Though I have my doubts about inserting the word "functional"--if it's perfect, it's obviously as functional as the original. If it weren't, it would imply an imperfect copy.
7j43kThough I have my doubts about inserting the word "functional"--if it's perfect, it's obviously as functional as the original. If it weren't, it would imply an imperfect copy.
In partial defense, you can have something of 'perfect' appearance that is less than fully functional -- Princess Aurora at one point being a kind of example. But I've had too much fun with semantical stuff on this thread on a railroad forum already...
LastspikemikeWhy would Arnold have been at Quebec?
https://en.wikipedia.org/wiki/Benedict_Arnold#Quebec_Expedition
LastspikemikeYou thinking of Montcalm?
Perhaps not so much that Arnold might have triumphed as that Montgomery had not been killed.
And a victory at Quebec might have kept Arnold from... subsequent events.

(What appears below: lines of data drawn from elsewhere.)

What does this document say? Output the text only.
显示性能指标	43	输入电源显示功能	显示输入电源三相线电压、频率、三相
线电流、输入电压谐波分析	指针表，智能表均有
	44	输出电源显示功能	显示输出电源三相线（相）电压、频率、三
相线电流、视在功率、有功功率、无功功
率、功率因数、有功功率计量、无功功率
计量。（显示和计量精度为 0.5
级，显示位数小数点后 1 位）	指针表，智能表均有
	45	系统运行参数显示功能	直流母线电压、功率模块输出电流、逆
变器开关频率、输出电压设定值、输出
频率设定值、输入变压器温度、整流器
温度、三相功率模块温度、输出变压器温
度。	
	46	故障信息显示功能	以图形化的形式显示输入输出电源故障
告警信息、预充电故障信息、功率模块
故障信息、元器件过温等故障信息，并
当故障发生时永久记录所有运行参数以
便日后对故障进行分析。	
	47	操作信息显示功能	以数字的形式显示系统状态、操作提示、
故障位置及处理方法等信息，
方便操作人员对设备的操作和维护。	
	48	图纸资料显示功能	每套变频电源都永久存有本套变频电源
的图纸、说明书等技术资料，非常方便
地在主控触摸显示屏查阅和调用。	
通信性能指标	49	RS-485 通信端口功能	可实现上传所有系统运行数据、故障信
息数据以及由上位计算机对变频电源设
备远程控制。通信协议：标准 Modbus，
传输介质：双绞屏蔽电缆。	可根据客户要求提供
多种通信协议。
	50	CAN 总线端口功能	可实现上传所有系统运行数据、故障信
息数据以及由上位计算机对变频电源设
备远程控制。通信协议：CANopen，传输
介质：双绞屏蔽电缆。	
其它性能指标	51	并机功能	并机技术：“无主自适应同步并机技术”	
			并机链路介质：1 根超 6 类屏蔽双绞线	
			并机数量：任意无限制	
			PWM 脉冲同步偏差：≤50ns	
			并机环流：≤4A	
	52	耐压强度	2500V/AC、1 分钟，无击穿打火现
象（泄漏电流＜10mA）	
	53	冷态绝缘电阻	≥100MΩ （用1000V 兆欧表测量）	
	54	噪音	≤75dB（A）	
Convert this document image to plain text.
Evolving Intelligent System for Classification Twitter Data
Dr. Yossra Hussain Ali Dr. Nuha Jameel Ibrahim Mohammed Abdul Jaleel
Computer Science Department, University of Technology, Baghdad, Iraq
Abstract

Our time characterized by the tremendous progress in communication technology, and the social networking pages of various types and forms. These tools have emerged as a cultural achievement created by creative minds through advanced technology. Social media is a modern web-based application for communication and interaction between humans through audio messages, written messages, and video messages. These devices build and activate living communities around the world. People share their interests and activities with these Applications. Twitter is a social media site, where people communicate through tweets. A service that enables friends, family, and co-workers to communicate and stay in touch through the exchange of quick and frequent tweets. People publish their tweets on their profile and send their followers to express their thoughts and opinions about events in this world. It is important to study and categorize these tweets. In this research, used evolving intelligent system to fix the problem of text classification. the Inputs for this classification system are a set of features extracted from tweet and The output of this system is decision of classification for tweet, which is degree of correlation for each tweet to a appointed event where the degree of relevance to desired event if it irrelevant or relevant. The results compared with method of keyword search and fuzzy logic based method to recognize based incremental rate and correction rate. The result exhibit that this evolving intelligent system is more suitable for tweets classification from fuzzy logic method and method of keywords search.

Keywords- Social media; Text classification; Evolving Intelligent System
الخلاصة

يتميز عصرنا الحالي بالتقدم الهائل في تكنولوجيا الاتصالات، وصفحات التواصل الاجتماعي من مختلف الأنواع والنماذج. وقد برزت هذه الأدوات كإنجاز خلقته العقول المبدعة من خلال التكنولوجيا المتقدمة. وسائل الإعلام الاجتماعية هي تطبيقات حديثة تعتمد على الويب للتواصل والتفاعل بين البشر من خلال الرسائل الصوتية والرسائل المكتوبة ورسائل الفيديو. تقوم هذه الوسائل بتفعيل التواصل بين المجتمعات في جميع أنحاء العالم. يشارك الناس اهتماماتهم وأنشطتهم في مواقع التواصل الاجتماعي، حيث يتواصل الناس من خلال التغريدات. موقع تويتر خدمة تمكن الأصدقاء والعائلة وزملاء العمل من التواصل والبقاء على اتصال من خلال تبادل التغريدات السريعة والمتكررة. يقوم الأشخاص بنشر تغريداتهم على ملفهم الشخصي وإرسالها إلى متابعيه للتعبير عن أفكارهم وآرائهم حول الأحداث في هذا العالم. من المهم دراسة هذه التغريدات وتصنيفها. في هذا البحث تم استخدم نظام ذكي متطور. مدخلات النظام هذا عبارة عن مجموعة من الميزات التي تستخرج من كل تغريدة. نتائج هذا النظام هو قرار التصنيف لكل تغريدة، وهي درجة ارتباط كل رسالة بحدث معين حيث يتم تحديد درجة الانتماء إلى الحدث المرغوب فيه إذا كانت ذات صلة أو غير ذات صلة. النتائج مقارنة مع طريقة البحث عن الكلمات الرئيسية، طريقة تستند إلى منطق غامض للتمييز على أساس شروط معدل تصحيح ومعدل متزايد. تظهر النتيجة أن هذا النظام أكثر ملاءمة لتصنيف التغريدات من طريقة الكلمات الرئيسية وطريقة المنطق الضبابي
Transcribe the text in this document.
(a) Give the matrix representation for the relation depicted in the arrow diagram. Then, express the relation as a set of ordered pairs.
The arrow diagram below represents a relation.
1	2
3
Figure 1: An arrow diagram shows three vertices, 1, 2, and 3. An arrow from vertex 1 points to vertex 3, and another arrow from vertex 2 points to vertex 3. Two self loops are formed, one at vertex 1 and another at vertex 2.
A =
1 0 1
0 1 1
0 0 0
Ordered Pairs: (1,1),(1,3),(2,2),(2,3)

Thanks to Chris' reply, I finally realised who Arnold was...all along, the only one that sprang to mind was Arnold Stang - "Wadda chunka chocolate!"
LastspikemikeQuebec's future as not part of the USA was sealed at the battle of Quiberon Bay in 1759, just btw.
In a sense the situation appears reminiscent of the early days of Barbarossa where many of the locals apparently welcomed the Germans as liberators. Had that been managed more expeditiously rather than on racial lines, the result might have been as Montgomery and Arnold had hoped and expected in Quebec.
I find it unlikely that an alternate history involving success at Quebec City and subsequent French 'endgame' assistance would have led to annexation of French Canada. Whether 'other portions' would have followed the sad course of our own history, we can't really predict.